经审理查明,2019年1月18日10时42分,市公安局丁山派出所接到唐X的报警电话,称其因受他人委托至丁XX参加一起民事诉讼,期间与第三人胡XX、蒋XX等人发生口角,后在丁XX门后被对方殴打。民警出警后,将唐X带回派出所了解情况。经初查,丁山派出所于同日决定受案调查。经调查查明,2019年1月18日上午,唐X作为民事诉讼案被告的委托代理人至丁XX参加该起民事诉讼案件的庭审,期间与该民事诉讼案的原告胡XX、蒋XX发生言语冲突,休庭后胡XX在丁XX门口广场上对唐X进行拉扯、推搡,致唐X颈后部有一道划痕及裤子上有脚印。2019年1月22日,市公安局作出宜公物鉴(法)字[2019]1054号鉴定书,论证结论:唐X的损伤不构成轻微伤。同月23日市公安局将该鉴定书向唐X、胡XX、陈XX送达。市公安局根据查明事实,依据《治安管理处罚法》第四十三条第一款之规定,决定对胡XX行政拘留三日。市公安局于2019年3月20日将该决定书向唐X送达,唐X对该行政处罚决定不服,向本院提起诉讼。

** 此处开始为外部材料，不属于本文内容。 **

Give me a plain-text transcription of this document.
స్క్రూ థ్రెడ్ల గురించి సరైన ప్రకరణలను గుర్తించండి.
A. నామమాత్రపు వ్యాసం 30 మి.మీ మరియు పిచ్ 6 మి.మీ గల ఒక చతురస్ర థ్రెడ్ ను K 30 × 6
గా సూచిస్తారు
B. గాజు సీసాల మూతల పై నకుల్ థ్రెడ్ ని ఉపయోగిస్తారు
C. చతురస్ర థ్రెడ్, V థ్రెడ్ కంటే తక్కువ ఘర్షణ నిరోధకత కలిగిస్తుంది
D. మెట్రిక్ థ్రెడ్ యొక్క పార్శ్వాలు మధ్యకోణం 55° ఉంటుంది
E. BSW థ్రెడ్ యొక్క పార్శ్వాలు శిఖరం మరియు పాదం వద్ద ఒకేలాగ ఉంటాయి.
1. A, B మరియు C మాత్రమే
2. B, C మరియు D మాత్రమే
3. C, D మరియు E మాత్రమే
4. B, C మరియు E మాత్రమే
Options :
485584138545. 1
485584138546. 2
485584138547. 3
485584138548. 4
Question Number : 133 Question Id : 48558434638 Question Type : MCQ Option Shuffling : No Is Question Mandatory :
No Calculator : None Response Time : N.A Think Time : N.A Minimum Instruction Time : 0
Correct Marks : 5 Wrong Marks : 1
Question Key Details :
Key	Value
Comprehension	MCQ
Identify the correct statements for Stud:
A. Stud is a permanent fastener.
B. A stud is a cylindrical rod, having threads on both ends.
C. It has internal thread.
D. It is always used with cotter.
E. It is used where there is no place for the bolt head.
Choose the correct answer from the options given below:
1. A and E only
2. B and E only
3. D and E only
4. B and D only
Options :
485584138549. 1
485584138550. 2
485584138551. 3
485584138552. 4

本院认为,《行政诉讼法》第二十五条第一款规定,行政行为的相对人以及其他与行政行为有利害关系的公民、法人或者组织有权提起诉讼。本案中,唐X是被诉行政处罚案中的被侵害人,具有法律保护权益,其与被诉行政行为具有法律上的利害关系,原告主体适格。根据《治安管理处罚法》第七条、九十一条规定,县级以上地方各级人民政府公安机关负责本行政区域内的治安管理工作;治安管理处罚由县级以上人民政府公安机关决定。市公安局具有负责本辖区内治安管理工作的法定职责,被告主体适格。《治安管理处罚法》第五条第一款规定,治安管理处罚必须以事实为依据,与违反治安管理行为的性质、情节以及社会危害程度相当。第四十三条第一款规定,殴打他人的,或者故意伤害他人身体的,处五日以上十日以下拘留,并处二百元以上五百元以下罚款;情节较轻的,处五日以下拘留或者五百元以下罚款。本案中,市公安局根据查明事实,认定胡XX对唐X进行拉扯、推搡,致使唐X受伤,因唐X所受伤害不构成轻微伤,胡XX在民事诉讼中打唐X的行为不构成寻衅滋事。市公安局依据《治安管理处罚法》第四十三条第一款之规定,综合考虑本案的起因、性质、情节及受伤程度,对第三人胡XX作出行政拘留三日的行政处罚,事实清楚,证据确凿充分、适用法律正确、量罚适当、程序合法。原告唐X认为胡XX等人的行为构成寻衅滋事,并要求撤销市公安局对胡XX作出的行政处罚,责令市公安局重新对胡XX从重作出法律处罚的诉求,没有事实和法律依据,本院不予支持。综上,依据《行政诉讼法》第六十九条之规定,判决如下:
驳回原告唐X的诉讼请求。
本案案件受理费人民币50元,由原告唐X负担。
如不服本判决,可以在判决书送达之日起十五日内向本院递交上诉状,并按对方当事人的人数提出副本,上诉于江苏省无锡市中级人民法院,同时根据《诉讼费用交纳办法》的有关规定,向该院预交上诉案件受理费。